The pompous fake pundit behind the anchor desk of Comedy Central's hit The Colbert Report has signed deal with Warner Books to pen some funny pages, it was announced Tuesday.

Daily Variety values the deal in the seven-figure range.

The book will feature Colbert, in the guise of his poorly informed blowhard persona, poking fun at his usual targets: politicians, rival pundits, liberal Hollywood actors and, of course, his ultimate nemesis--bears.

"This book will have the same noble goal as my television show: to change the world one factual error at a time," Colbert deadpanned in a press release.

Colbert's tome is set to hit stores in the fall of 2007.

Just as The Colbert Report (pronounced in the French way, as "ra-poor") has proved a worthy successor to The Daily Show, where Colbert served as a writer and chief correspondent, the proposed book hopes to attract the same readers who made The Daily Show-branded America (The Book), an instant bestseller.

Unlike America, in which Colbert and several other Daily Show writers collaborated with main man Jon Stewart, or Wigfield, which he coauthored with Amy Sedaris and Paul Dinello, the freedom-loving Colbert will reportedly go at alone this time around.

But aside from pure greed, we can't quite figure out Colbert's motivation for turning author. After all, this is the guy who proclaimed on air, "I don't trust books. They're all fact and no heart," accompanied by the caption: "Heart good, head bad."

In any case, the 41-year-old comedian famed for his cocked eyebrows, cockeyed ears and razor sharp comebacks has proved his solo star power.

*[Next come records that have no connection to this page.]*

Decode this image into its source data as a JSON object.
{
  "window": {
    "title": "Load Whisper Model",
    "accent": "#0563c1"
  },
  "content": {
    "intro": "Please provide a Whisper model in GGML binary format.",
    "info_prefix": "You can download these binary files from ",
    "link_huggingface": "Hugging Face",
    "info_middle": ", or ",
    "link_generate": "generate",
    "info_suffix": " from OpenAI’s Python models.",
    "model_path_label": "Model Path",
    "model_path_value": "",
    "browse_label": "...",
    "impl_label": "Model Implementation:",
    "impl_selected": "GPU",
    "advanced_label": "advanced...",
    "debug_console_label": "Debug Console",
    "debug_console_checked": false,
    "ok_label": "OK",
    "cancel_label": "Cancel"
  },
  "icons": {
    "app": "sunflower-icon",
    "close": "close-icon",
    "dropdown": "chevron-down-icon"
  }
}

Since launching in October, The Colbert Report, a satirical homage to Bill O'Reilly and the army of cable news talking heads, has retained its Daily Show lead-in audience in the 11:30 p.m. time slot. Comedy Central rewarded the show with a full-season pick up, ensuring Colbert and crew will continue mocking America's sacred cows (and bears) for some time to come. And that's the word.